I have witnessed Mobile Radio Audio accessory immunity testing using an acoustic coupling tube. The tube was sealed to the loudspeaker using Blu-tack and the microphone outside the chamber was sealed to the tube (garden hose pipe) again using Blu-tack. I can believe that background noise could be a problem. Could you use an audio spectrum analyzer to just look for the 1 kHz AM breakthrough while rejecting the noise?
Thanks for your response. Actually, what we have are an Ear Simulator (IEC 711) and an Audio Analyzer type 2250. With the Audio Analyzer we can record the signal as a .wav file and I can do post processing to see the frequency response (using pwelch in Octave). We have obtained well results so far.
This is a possible solution but I am not sure whether we leave the Ear Simulator outside the chamber (option 2) or inside the chamber (option 3). Option 1 is the use of the oscilloscope. By the way, the distance from where the EUT will be placed and the boundaries of the chamber is of 5 meters.
I think option 2 is preferable (I have read in some of the standards that this is prescribed) but we have tried with an elastic tube from Fingerlakes (1/8th" I.D. x 3/16" OD x 1/32" Wall) but the attenuation was huge (around 25 dBS at 1kHz and more than 40 dBs for frequencies higher than 3kHz).

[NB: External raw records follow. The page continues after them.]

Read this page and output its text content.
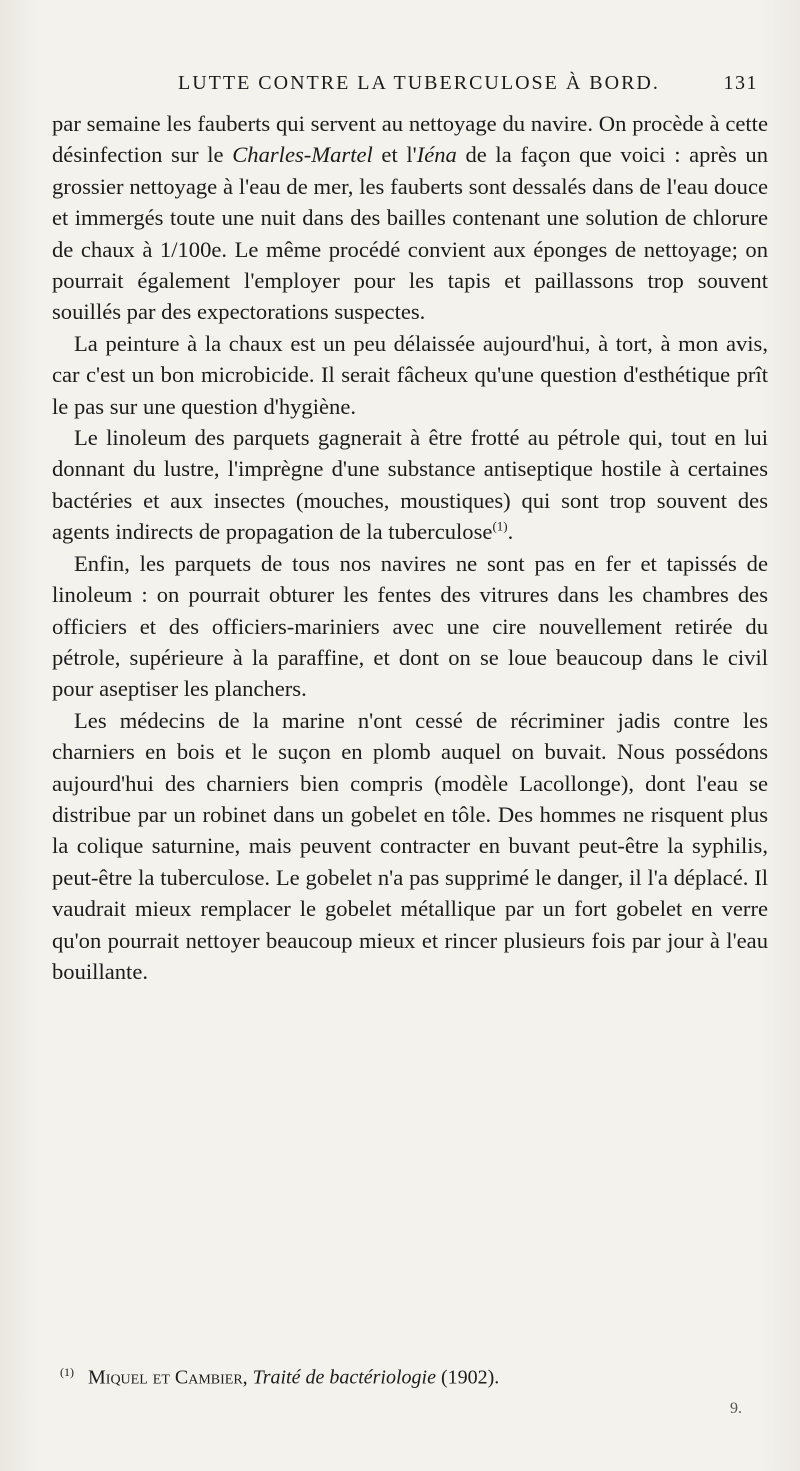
LUTTE CONTRE LA TUBERCULOSE À BORD.	131

par semaine les fauberts qui servent au nettoyage du navire. On procède à cette désinfection sur le Charles-Martel et l'Iéna de la façon que voici : après un grossier nettoyage à l'eau de mer, les fauberts sont dessalés dans de l'eau douce et immergés toute une nuit dans des bailles contenant une solution de chlorure de chaux à 1/100e. Le même procédé convient aux éponges de nettoyage; on pourrait également l'employer pour les tapis et paillassons trop souvent souillés par des expectorations suspectes.

La peinture à la chaux est un peu délaissée aujourd'hui, à tort, à mon avis, car c'est un bon microbicide. Il serait fâcheux qu'une question d'esthétique prît le pas sur une question d'hygiène.

Le linoleum des parquets gagnerait à être frotté au pétrole qui, tout en lui donnant du lustre, l'imprègne d'une substance antiseptique hostile à certaines bactéries et aux insectes (mouches, moustiques) qui sont trop souvent des agents indirects de propagation de la tuberculose$^{(1)}$.

Enfin, les parquets de tous nos navires ne sont pas en fer et tapissés de linoleum : on pourrait obturer les fentes des vitrures dans les chambres des officiers et des officiers-mariniers avec une cire nouvellement retirée du pétrole, supérieure à la paraffine, et dont on se loue beaucoup dans le civil pour aseptiser les planchers.

Les médecins de la marine n'ont cessé de récriminer jadis contre les charniers en bois et le suçon en plomb auquel on buvait. Nous possédons aujourd'hui des charniers bien compris (modèle Lacollonge), dont l'eau se distribue par un robinet dans un gobelet en tôle. Des hommes ne risquent plus la colique saturnine, mais peuvent contracter en buvant peut-être la syphilis, peut-être la tuberculose. Le gobelet n'a pas supprimé le danger, il l'a déplacé. Il vaudrait mieux remplacer le gobelet métallique par un fort gobelet en verre qu'on pourrait nettoyer beaucoup mieux et rincer plusieurs fois par jour à l'eau bouillante.

$^{(1)}$ Miquel et Cambier, Traité de bactériologie (1902).
9.
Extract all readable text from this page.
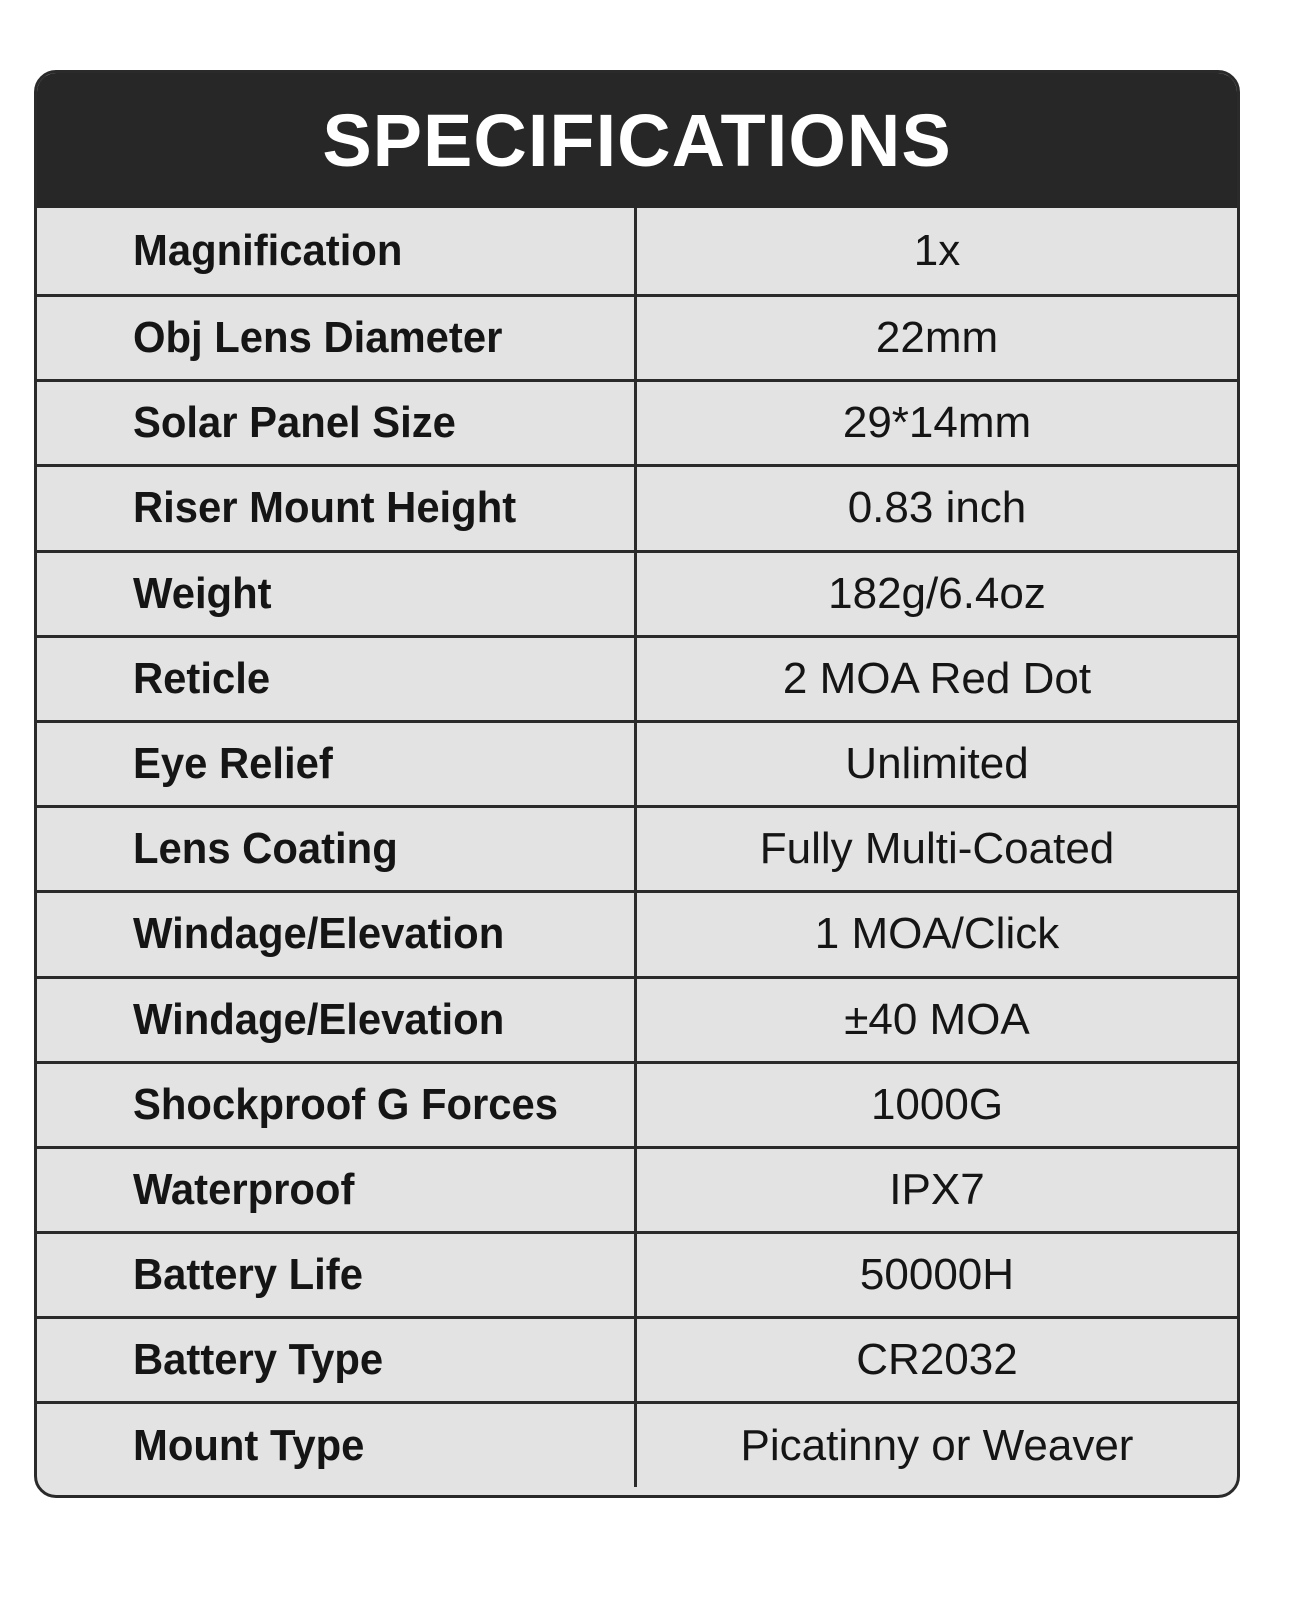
SPECIFICATIONS
Magnification	1x
Obj Lens Diameter	22mm
Solar Panel Size	29*14mm
Riser Mount Height	0.83 inch
Weight	182g/6.4oz
Reticle	2 MOA Red Dot
Eye Relief	Unlimited
Lens Coating	Fully Multi-Coated
Windage/Elevation	1 MOA/Click
Windage/Elevation	±40 MOA
Shockproof G Forces	1000G
Waterproof	IPX7
Battery Life	50000H
Battery Type	CR2032
Mount Type	Picatinny or Weaver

Do you know where I could find such tube with almost no attenuation or at least which would be its characteristics to try to find one?
Option 3 is what we are heading now based on the previous results but we would need to place the ear simulator inside the chamber. We would use a cable extender to connect the preamp (which is in the ear sim) and the Audio Analyzer.
Do you think we might pick up a lot of noise in this setup? This is something we can test there but it would be better to know in advance.
Our idea is to play a 1kHz sine wave with the earbuds and see if we get any spurious signal in the audio frequencies which can be perceived by the users.